Over the past 30 years, these planes have gained a number of new capabilies. They can attack ships with the help of new anti-ship missiles; they can function as AWACS-type early-warning aircraft; and they can patrol exclusive economic zones and territorial waters in search of smugglers and poachers.

The Russian Navy also plans to overhaul its 40 ASW aircraft. But 40 aircraft are clearly not enough to police Russia's coast. Russia has the longest maritime border in the world, a problem compounded by the melting polar icecaps. Although the United States has 130 planes of this class, many U.S. analysts also believe their number should be increased.

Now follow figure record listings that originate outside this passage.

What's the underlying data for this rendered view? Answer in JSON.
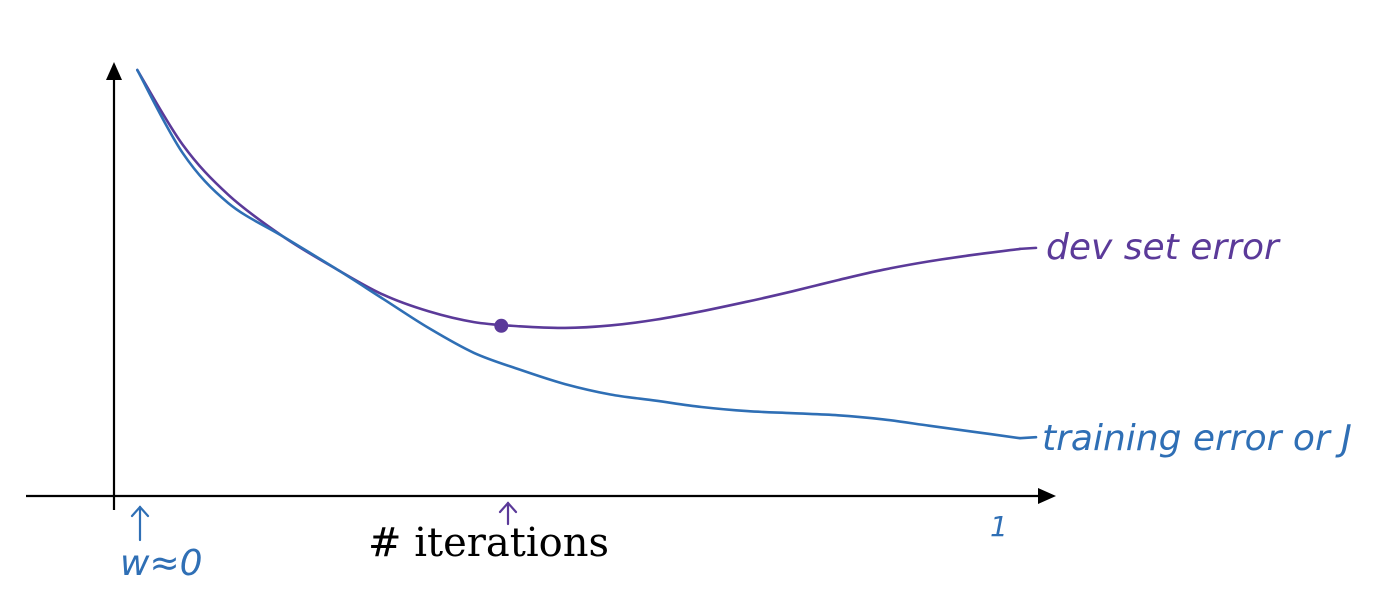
{
  "chart_data": {
    "type": "line",
    "title": "",
    "xlabel": "# iterations",
    "ylabel": "",
    "xlim": [
      0,
      1
    ],
    "ylim": [
      0,
      1
    ],
    "grid": false,
    "legend": "none",
    "x_start_annotation": "w≈0",
    "x_end_tick": "1",
    "series": [
      {
        "name": "dev set error",
        "color": "#5b3a99",
        "x": [
          0.03,
          0.08,
          0.13,
          0.19,
          0.25,
          0.3,
          0.35,
          0.4,
          0.45,
          0.5,
          0.55,
          0.6,
          0.65,
          0.7,
          0.75,
          0.8,
          0.85,
          0.9,
          0.95,
          1.0
        ],
        "y": [
          1.0,
          0.82,
          0.7,
          0.6,
          0.52,
          0.46,
          0.42,
          0.394,
          0.384,
          0.38,
          0.386,
          0.4,
          0.42,
          0.443,
          0.468,
          0.495,
          0.52,
          0.54,
          0.556,
          0.57
        ]
      },
      {
        "name": "training error or J",
        "color": "#2f6fb5",
        "x": [
          0.03,
          0.08,
          0.13,
          0.19,
          0.25,
          0.3,
          0.35,
          0.4,
          0.45,
          0.5,
          0.55,
          0.6,
          0.65,
          0.7,
          0.75,
          0.8,
          0.85,
          0.9,
          0.95,
          1.0
        ],
        "y": [
          1.0,
          0.8,
          0.68,
          0.6,
          0.52,
          0.45,
          0.38,
          0.32,
          0.28,
          0.245,
          0.22,
          0.205,
          0.19,
          0.18,
          0.175,
          0.17,
          0.16,
          0.145,
          0.13,
          0.115
        ]
      }
    ],
    "annotations": {
      "minimum_point": {
        "series": "dev set error",
        "x": 0.43,
        "y": 0.385,
        "color": "#5b3a99"
      },
      "mid_arrow_x": 0.43
    }
  }
}
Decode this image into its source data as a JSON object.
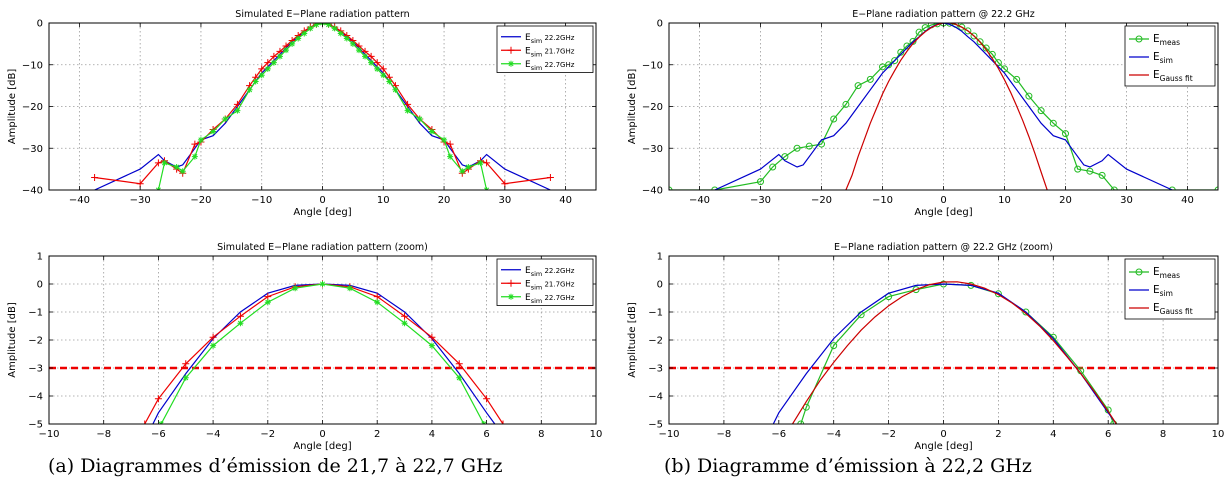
{
  "captions": {
    "left": "(a) Diagrammes d’émission de 21,7 à 22,7 GHz",
    "right": "(b) Diagramme d’émission à 22,2 GHz"
  },
  "chart_data": [
    {
      "id": "a-full",
      "type": "line",
      "title": "Simulated E−Plane radiation pattern",
      "xlabel": "Angle [deg]",
      "ylabel": "Amplitude [dB]",
      "xlim": [
        -45,
        45
      ],
      "ylim": [
        -40,
        0
      ],
      "xticks": [
        -40,
        -30,
        -20,
        -10,
        0,
        10,
        20,
        30,
        40
      ],
      "yticks": [
        0,
        -10,
        -20,
        -30,
        -40
      ],
      "grid": true,
      "legend_position": "top-right",
      "series": [
        {
          "name": "E",
          "sub": "sim",
          "suffix": " 22.2GHz",
          "color": "#0000cc",
          "marker": "none",
          "x": [
            -37.5,
            -30,
            -27,
            -26,
            -24,
            -23,
            -21,
            -20,
            -18,
            -16,
            -14,
            -12,
            -11,
            -10,
            -9,
            -8,
            -7,
            -6,
            -5,
            -4,
            -3,
            -2,
            -1,
            0,
            1,
            2,
            3,
            4,
            5,
            6,
            7,
            8,
            9,
            10,
            11,
            12,
            14,
            16,
            18,
            20,
            21,
            23,
            24,
            26,
            27,
            30,
            37.5
          ],
          "y": [
            -40,
            -35,
            -31.5,
            -33,
            -34.5,
            -34,
            -30,
            -28,
            -27,
            -24,
            -20,
            -16,
            -14,
            -12,
            -10.5,
            -9,
            -7.5,
            -6,
            -4.5,
            -3.3,
            -2,
            -1,
            -0.3,
            0,
            -0.3,
            -1,
            -2,
            -3.3,
            -4.5,
            -6,
            -7.5,
            -9,
            -10.5,
            -12,
            -14,
            -16,
            -20,
            -24,
            -27,
            -28,
            -30,
            -34,
            -34.5,
            -33,
            -31.5,
            -35,
            -40
          ]
        },
        {
          "name": "E",
          "sub": "sim",
          "suffix": " 21.7GHz",
          "color": "#ee0000",
          "marker": "plus",
          "x": [
            -37.5,
            -30,
            -27,
            -26,
            -24,
            -23,
            -21,
            -20,
            -18,
            -16,
            -14,
            -12,
            -11,
            -10,
            -9,
            -8,
            -7,
            -6,
            -5,
            -4,
            -3,
            -2,
            -1,
            0,
            1,
            2,
            3,
            4,
            5,
            6,
            7,
            8,
            9,
            10,
            11,
            12,
            14,
            16,
            18,
            20,
            21,
            23,
            24,
            26,
            27,
            30,
            37.5
          ],
          "y": [
            -37,
            -38.5,
            -33.5,
            -33,
            -35,
            -36,
            -29,
            -28.5,
            -25.5,
            -23,
            -19.5,
            -15,
            -13,
            -11,
            -9.5,
            -8,
            -6.8,
            -5.5,
            -4.2,
            -3,
            -1.9,
            -1,
            -0.3,
            0,
            -0.3,
            -1,
            -1.9,
            -3,
            -4.2,
            -5.5,
            -6.8,
            -8,
            -9.5,
            -11,
            -13,
            -15,
            -19.5,
            -23,
            -25.5,
            -28.5,
            -29,
            -36,
            -35,
            -33,
            -33.5,
            -38.5,
            -37
          ]
        },
        {
          "name": "E",
          "sub": "sim",
          "suffix": " 22.7GHz",
          "color": "#22dd22",
          "marker": "star",
          "x": [
            -27,
            -26,
            -24,
            -23,
            -21,
            -20,
            -18,
            -16,
            -14,
            -12,
            -11,
            -10,
            -9,
            -8,
            -7,
            -6,
            -5,
            -4,
            -3,
            -2,
            -1,
            0,
            1,
            2,
            3,
            4,
            5,
            6,
            7,
            8,
            9,
            10,
            11,
            12,
            14,
            16,
            18,
            20,
            21,
            23,
            24,
            26,
            27
          ],
          "y": [
            -40,
            -33.5,
            -34.5,
            -35.5,
            -32,
            -28,
            -26,
            -23,
            -21,
            -16,
            -14,
            -12.5,
            -11,
            -9.5,
            -8,
            -6.5,
            -5,
            -3.7,
            -2.5,
            -1.3,
            -0.4,
            0,
            -0.4,
            -1.3,
            -2.5,
            -3.7,
            -5,
            -6.5,
            -8,
            -9.5,
            -11,
            -12.5,
            -14,
            -16,
            -21,
            -23,
            -26,
            -28,
            -32,
            -35.5,
            -34.5,
            -33.5,
            -40
          ]
        }
      ]
    },
    {
      "id": "b-full",
      "type": "line",
      "title": "E−Plane radiation pattern @ 22.2 GHz",
      "xlabel": "Angle [deg]",
      "ylabel": "Amplitude [dB]",
      "xlim": [
        -45,
        45
      ],
      "ylim": [
        -40,
        0
      ],
      "xticks": [
        -40,
        -30,
        -20,
        -10,
        0,
        10,
        20,
        30,
        40
      ],
      "yticks": [
        0,
        -10,
        -20,
        -30,
        -40
      ],
      "grid": true,
      "legend_position": "top-right",
      "series": [
        {
          "name": "E",
          "sub": "meas",
          "suffix": "",
          "color": "#22bb22",
          "marker": "circle",
          "x": [
            -45,
            -37.5,
            -30,
            -28,
            -26,
            -24,
            -22,
            -20,
            -18,
            -16,
            -14,
            -12,
            -10,
            -9,
            -8,
            -7,
            -6,
            -5,
            -4,
            -3,
            -2,
            -1,
            0,
            1,
            2,
            3,
            4,
            5,
            6,
            7,
            8,
            9,
            10,
            12,
            14,
            16,
            18,
            20,
            22,
            24,
            26,
            28,
            37.5,
            45
          ],
          "y": [
            -40,
            -40,
            -38,
            -34.5,
            -32,
            -30,
            -29.5,
            -29,
            -23,
            -19.5,
            -15,
            -13.5,
            -10.5,
            -10,
            -9,
            -7,
            -5.5,
            -4.4,
            -2.2,
            -1.1,
            -0.45,
            -0.2,
            0,
            -0.05,
            -0.35,
            -1.0,
            -1.9,
            -3.1,
            -4.5,
            -6,
            -7.5,
            -9.5,
            -11,
            -13.5,
            -17.5,
            -21,
            -24,
            -26.5,
            -35,
            -35.5,
            -36.5,
            -40,
            -40,
            -40
          ]
        },
        {
          "name": "E",
          "sub": "sim",
          "suffix": "",
          "color": "#0000cc",
          "marker": "none",
          "x": [
            -37.5,
            -30,
            -27,
            -26,
            -24,
            -23,
            -21,
            -20,
            -18,
            -16,
            -14,
            -12,
            -11,
            -10,
            -9,
            -8,
            -7,
            -6,
            -5,
            -4,
            -3,
            -2,
            -1,
            0,
            1,
            2,
            3,
            4,
            5,
            6,
            7,
            8,
            9,
            10,
            11,
            12,
            14,
            16,
            18,
            20,
            21,
            23,
            24,
            26,
            27,
            30,
            37.5
          ],
          "y": [
            -40,
            -35,
            -31.5,
            -33,
            -34.5,
            -34,
            -30,
            -28,
            -27,
            -24,
            -20,
            -16,
            -14,
            -12,
            -10.5,
            -9,
            -7.5,
            -6,
            -4.5,
            -3.3,
            -2,
            -1,
            -0.3,
            0,
            -0.3,
            -1,
            -2,
            -3.3,
            -4.5,
            -6,
            -7.5,
            -9,
            -10.5,
            -12,
            -14,
            -16,
            -20,
            -24,
            -27,
            -28,
            -30,
            -34,
            -34.5,
            -33,
            -31.5,
            -35,
            -40
          ]
        },
        {
          "name": "E",
          "sub": "Gauss fit",
          "suffix": "",
          "color": "#cc0000",
          "marker": "none",
          "x": [
            -16,
            -15,
            -14,
            -13,
            -12,
            -11,
            -10,
            -9,
            -8,
            -7,
            -6,
            -5,
            -4,
            -3,
            -2,
            -1,
            0,
            1,
            2,
            3,
            4,
            5,
            6,
            7,
            8,
            9,
            10,
            11,
            12,
            13,
            14,
            15,
            16,
            17
          ],
          "y": [
            -40,
            -36.5,
            -32,
            -28,
            -24,
            -20.5,
            -17,
            -14,
            -11.4,
            -8.9,
            -6.8,
            -4.9,
            -3.4,
            -2.1,
            -1.1,
            -0.4,
            0.05,
            0.05,
            -0.3,
            -1.0,
            -1.9,
            -3.1,
            -4.6,
            -6.4,
            -8.5,
            -10.9,
            -13.6,
            -16.6,
            -19.9,
            -23.4,
            -27.2,
            -31.3,
            -35.7,
            -40
          ]
        }
      ]
    },
    {
      "id": "a-zoom",
      "type": "line",
      "title": "Simulated E−Plane radiation pattern (zoom)",
      "xlabel": "Angle [deg]",
      "ylabel": "Amplitude [dB]",
      "xlim": [
        -10,
        10
      ],
      "ylim": [
        -5,
        1
      ],
      "xticks": [
        -10,
        -8,
        -6,
        -4,
        -2,
        0,
        2,
        4,
        6,
        8,
        10
      ],
      "yticks": [
        1,
        0,
        -1,
        -2,
        -3,
        -4,
        -5
      ],
      "grid": true,
      "legend_position": "top-right",
      "reference_line": {
        "y": -3,
        "color": "#ee0000",
        "style": "dashed"
      },
      "series": [
        {
          "name": "E",
          "sub": "sim",
          "suffix": " 22.2GHz",
          "color": "#0000cc",
          "marker": "none",
          "x": [
            -6.2,
            -6,
            -5,
            -4,
            -3,
            -2,
            -1,
            0,
            1,
            2,
            3,
            4,
            5,
            6,
            6.3
          ],
          "y": [
            -5,
            -4.6,
            -3.2,
            -1.95,
            -1.0,
            -0.33,
            -0.05,
            0,
            -0.05,
            -0.33,
            -1.0,
            -1.95,
            -3.2,
            -4.6,
            -5
          ]
        },
        {
          "name": "E",
          "sub": "sim",
          "suffix": " 21.7GHz",
          "color": "#ee0000",
          "marker": "plus",
          "x": [
            -6.5,
            -6,
            -5,
            -4,
            -3,
            -2,
            -1,
            0,
            1,
            2,
            3,
            4,
            5,
            6,
            6.6
          ],
          "y": [
            -5,
            -4.1,
            -2.85,
            -1.9,
            -1.15,
            -0.45,
            -0.1,
            0,
            -0.1,
            -0.45,
            -1.15,
            -1.9,
            -2.85,
            -4.1,
            -5
          ]
        },
        {
          "name": "E",
          "sub": "sim",
          "suffix": " 22.7GHz",
          "color": "#22dd22",
          "marker": "star",
          "x": [
            -5.9,
            -5,
            -4,
            -3,
            -2,
            -1,
            0,
            1,
            2,
            3,
            4,
            5,
            5.9
          ],
          "y": [
            -5,
            -3.35,
            -2.2,
            -1.4,
            -0.65,
            -0.15,
            0,
            -0.15,
            -0.65,
            -1.4,
            -2.2,
            -3.35,
            -5
          ]
        }
      ]
    },
    {
      "id": "b-zoom",
      "type": "line",
      "title": "E−Plane radiation pattern @ 22.2 GHz (zoom)",
      "xlabel": "Angle [deg]",
      "ylabel": "Amplitude [dB]",
      "xlim": [
        -10,
        10
      ],
      "ylim": [
        -5,
        1
      ],
      "xticks": [
        -10,
        -8,
        -6,
        -4,
        -2,
        0,
        2,
        4,
        6,
        8,
        10
      ],
      "yticks": [
        1,
        0,
        -1,
        -2,
        -3,
        -4,
        -5
      ],
      "grid": true,
      "legend_position": "top-right",
      "reference_line": {
        "y": -3,
        "color": "#ee0000",
        "style": "dashed"
      },
      "series": [
        {
          "name": "E",
          "sub": "meas",
          "suffix": "",
          "color": "#22bb22",
          "marker": "circle",
          "x": [
            -5.2,
            -5,
            -4,
            -3,
            -2,
            -1,
            0,
            1,
            2,
            3,
            4,
            5,
            6,
            6.2
          ],
          "y": [
            -5,
            -4.4,
            -2.2,
            -1.1,
            -0.45,
            -0.2,
            0,
            -0.05,
            -0.35,
            -1.0,
            -1.9,
            -3.1,
            -4.5,
            -5
          ]
        },
        {
          "name": "E",
          "sub": "sim",
          "suffix": "",
          "color": "#0000cc",
          "marker": "none",
          "x": [
            -6.2,
            -6,
            -5,
            -4,
            -3,
            -2,
            -1,
            0,
            1,
            2,
            3,
            4,
            5,
            6,
            6.3
          ],
          "y": [
            -5,
            -4.6,
            -3.2,
            -1.95,
            -1.0,
            -0.33,
            -0.05,
            0,
            -0.05,
            -0.33,
            -1.0,
            -1.95,
            -3.2,
            -4.6,
            -5
          ]
        },
        {
          "name": "E",
          "sub": "Gauss fit",
          "suffix": "",
          "color": "#cc0000",
          "marker": "none",
          "x": [
            -5.5,
            -5,
            -4.5,
            -4,
            -3.5,
            -3,
            -2.5,
            -2,
            -1.5,
            -1,
            -0.5,
            0,
            0.5,
            1,
            1.5,
            2,
            2.5,
            3,
            3.5,
            4,
            4.5,
            5,
            5.5,
            6,
            6.3
          ],
          "y": [
            -5,
            -4.2,
            -3.45,
            -2.8,
            -2.2,
            -1.65,
            -1.18,
            -0.78,
            -0.45,
            -0.2,
            -0.02,
            0.07,
            0.08,
            0.0,
            -0.15,
            -0.38,
            -0.68,
            -1.05,
            -1.5,
            -2.02,
            -2.6,
            -3.2,
            -3.85,
            -4.55,
            -5
          ]
        }
      ]
    }
  ]
}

Russia cannot compete with the United States in terms of the number of naval aircraft, but it can certainly afford to make more of this class of aircraft, particularly the A-42, an advanced version of the Beriev A-40 Albatros/Mermaid flying boat, developed in the 1980s, which can fly patrol and rescue missions.

The Russian Defense Ministry has already announced plans to purchase these aircraft. However, a 2008 plan to purchase four A-42 search-and-rescue planes, as well as their multi-role versions later on, never materialized.

Lieutenant General Valery Uvarov, former commander of the Russian Navy's air-force and air-defense units, said the navy needs 15-20 new flying boats to meet the demand for search-and-rescue aircraft and to significantly enlarge the ASW plane fleet.

It is impossible to replace all obsolete aircraft with A-42 flying boats because it would take about 20 years for the Taganrog plant that manufactures them, as well as the smaller Beriev Be-200 planes for the Emergencies Ministry, to fulfill the contract for at least 40 such aircraft.

A good replacement would be the Tupolev Tu-204-P multi-mission maritime aircraft, which was developed on the basis of the Tu-204 medium-haul airliner. It resembles the state-of-the-art Boeing P-8 Poseidon, a converted B-737.

This aircraft could be mass-produced if the Russian Navy were to order a sufficient quantity, unlike the A-42 flying boats. This would provide much-needed support to the Tu-204 program, which has essentially no commercial orders.

It would be possible to assemble 50-60 such aircraft in the next ten years, along with a small number of A-42 search-and-rescue planes. This would alleviate the problem and form the foundation for the subsequent development of Russian naval aviation.